Given this context of delayed diagnosis, especially when no extrusion of the shunt is seen, imaging studies are essential in the diagnosis and treatment of shunt complications. It aims to assess the presence of gas under the diaphragm, peritoneal fluid collections, and the evaluation of the ventricular system. A head-thorax-abdominal X-ray is commonly employed as first-line, according to a recent systematic review by Ghritlaharey. ³ Additionally, a contrast CT scan can detect the existence of shunt/CNS infection, and peritonitis in situations, in addition to aiding in the identification of other shunt complications. In our case, we performed a head-chest-abdominal X-ray, followed by a CT scan, which confirmed the diagnosis and ruled out any other complications. Other investigations include a shuntogram, dye studies, and gastrointestinal endoscopy.

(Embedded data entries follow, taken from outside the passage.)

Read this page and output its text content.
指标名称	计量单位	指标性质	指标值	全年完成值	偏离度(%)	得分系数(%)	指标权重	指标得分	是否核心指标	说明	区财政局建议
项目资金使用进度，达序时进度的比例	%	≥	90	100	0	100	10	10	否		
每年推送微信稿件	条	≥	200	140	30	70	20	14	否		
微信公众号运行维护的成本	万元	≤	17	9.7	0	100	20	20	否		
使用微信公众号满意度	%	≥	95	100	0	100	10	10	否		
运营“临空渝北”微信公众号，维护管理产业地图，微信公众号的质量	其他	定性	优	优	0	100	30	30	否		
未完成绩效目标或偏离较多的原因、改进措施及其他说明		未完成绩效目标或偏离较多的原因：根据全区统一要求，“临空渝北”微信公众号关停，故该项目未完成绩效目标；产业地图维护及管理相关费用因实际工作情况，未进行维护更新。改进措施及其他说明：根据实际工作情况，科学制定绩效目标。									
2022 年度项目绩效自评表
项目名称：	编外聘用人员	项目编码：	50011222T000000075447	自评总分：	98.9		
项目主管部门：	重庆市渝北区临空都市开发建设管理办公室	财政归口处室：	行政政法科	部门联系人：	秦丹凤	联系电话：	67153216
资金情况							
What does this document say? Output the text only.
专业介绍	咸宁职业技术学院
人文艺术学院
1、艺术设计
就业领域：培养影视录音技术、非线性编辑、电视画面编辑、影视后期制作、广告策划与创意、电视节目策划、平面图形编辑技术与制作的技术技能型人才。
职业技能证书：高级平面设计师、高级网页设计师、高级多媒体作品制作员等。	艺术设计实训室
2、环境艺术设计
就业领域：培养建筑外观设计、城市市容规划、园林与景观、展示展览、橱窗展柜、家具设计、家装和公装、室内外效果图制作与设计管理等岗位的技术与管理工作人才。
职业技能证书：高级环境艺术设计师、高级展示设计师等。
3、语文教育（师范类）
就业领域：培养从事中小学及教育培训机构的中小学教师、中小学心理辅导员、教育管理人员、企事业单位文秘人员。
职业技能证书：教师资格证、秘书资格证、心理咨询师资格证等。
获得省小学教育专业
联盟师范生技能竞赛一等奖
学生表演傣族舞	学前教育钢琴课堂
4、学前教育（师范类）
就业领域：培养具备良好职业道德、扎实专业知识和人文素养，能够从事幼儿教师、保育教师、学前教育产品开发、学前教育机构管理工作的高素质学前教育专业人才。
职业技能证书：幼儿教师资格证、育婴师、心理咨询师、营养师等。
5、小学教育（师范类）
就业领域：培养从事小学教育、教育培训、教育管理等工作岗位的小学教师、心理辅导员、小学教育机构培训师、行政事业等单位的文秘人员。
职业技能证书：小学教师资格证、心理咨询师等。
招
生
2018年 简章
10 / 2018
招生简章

The treatment is surgical, and it is threefold: (1) intra-gastric migrated distal catheter removal; (2) treatment of the gastric perforation; and (3) with or without shunt revision. Surgical treatment may also differ on a case-by-case basis, depending on the presence or absence of shunt/CNS infection or peritonitis. ⁸ Nevertheless, the primary treatment goal is to externalize the migrated shunt as soon as possible. ⁹ Also, gastroplasty may be substituted by fibrin glue application, or in most cases, the gastric perforation is allowed to heal spontaneously. ³ Despite the shunt revision proceeding with the change of the entire shunt system, in our case, only the distal part of the shunt was changed. Also, in a recent systematic review, delayed re-VPS insertion was preferred over immediate shunt revision to have time to treat an associated shunt infection and evaluate the need for maintenance of a VP shunt. ³ In our case, a shunt revision was performed immediately after removing the distal VPS catheter. This decision was guided by the absence of any clinical or laboratory findings suggestive of an infection. The distal shunt catheter drained clear CSF, which was sterile on analysis (per- and post-operatively). In the management of distal shunt migration, intraventricular antibiotic administration is known to shorten the duration of CSF sterilization, the duration of antibiotic use, and the duration of hospital stay. ¹⁰ Nevertheless, this is indicated if there is a shunt infection. In this case, there was no evidence of CSF infection, and a systemic antibiotic course was administered with a good outcome.

Conclusion

Trans-oral protrusion of the distal end of a VP shunt following gastric perforation is an uncommon but serious complication. Prompt recognition and appropriate management are essential to improve patient outcomes. This case report highlights the need to consider trans-oral protrusion as a differential diagnosis in pediatric patients with VP shunts presenting with symptoms such as vomiting, drooling, and poor oral intake. Surgical intervention remains the mainstay of treatment, with the goal of removing the protruding distal end of the shunt and closing the perforated orifice, guided by the presence or absence of an associated infection.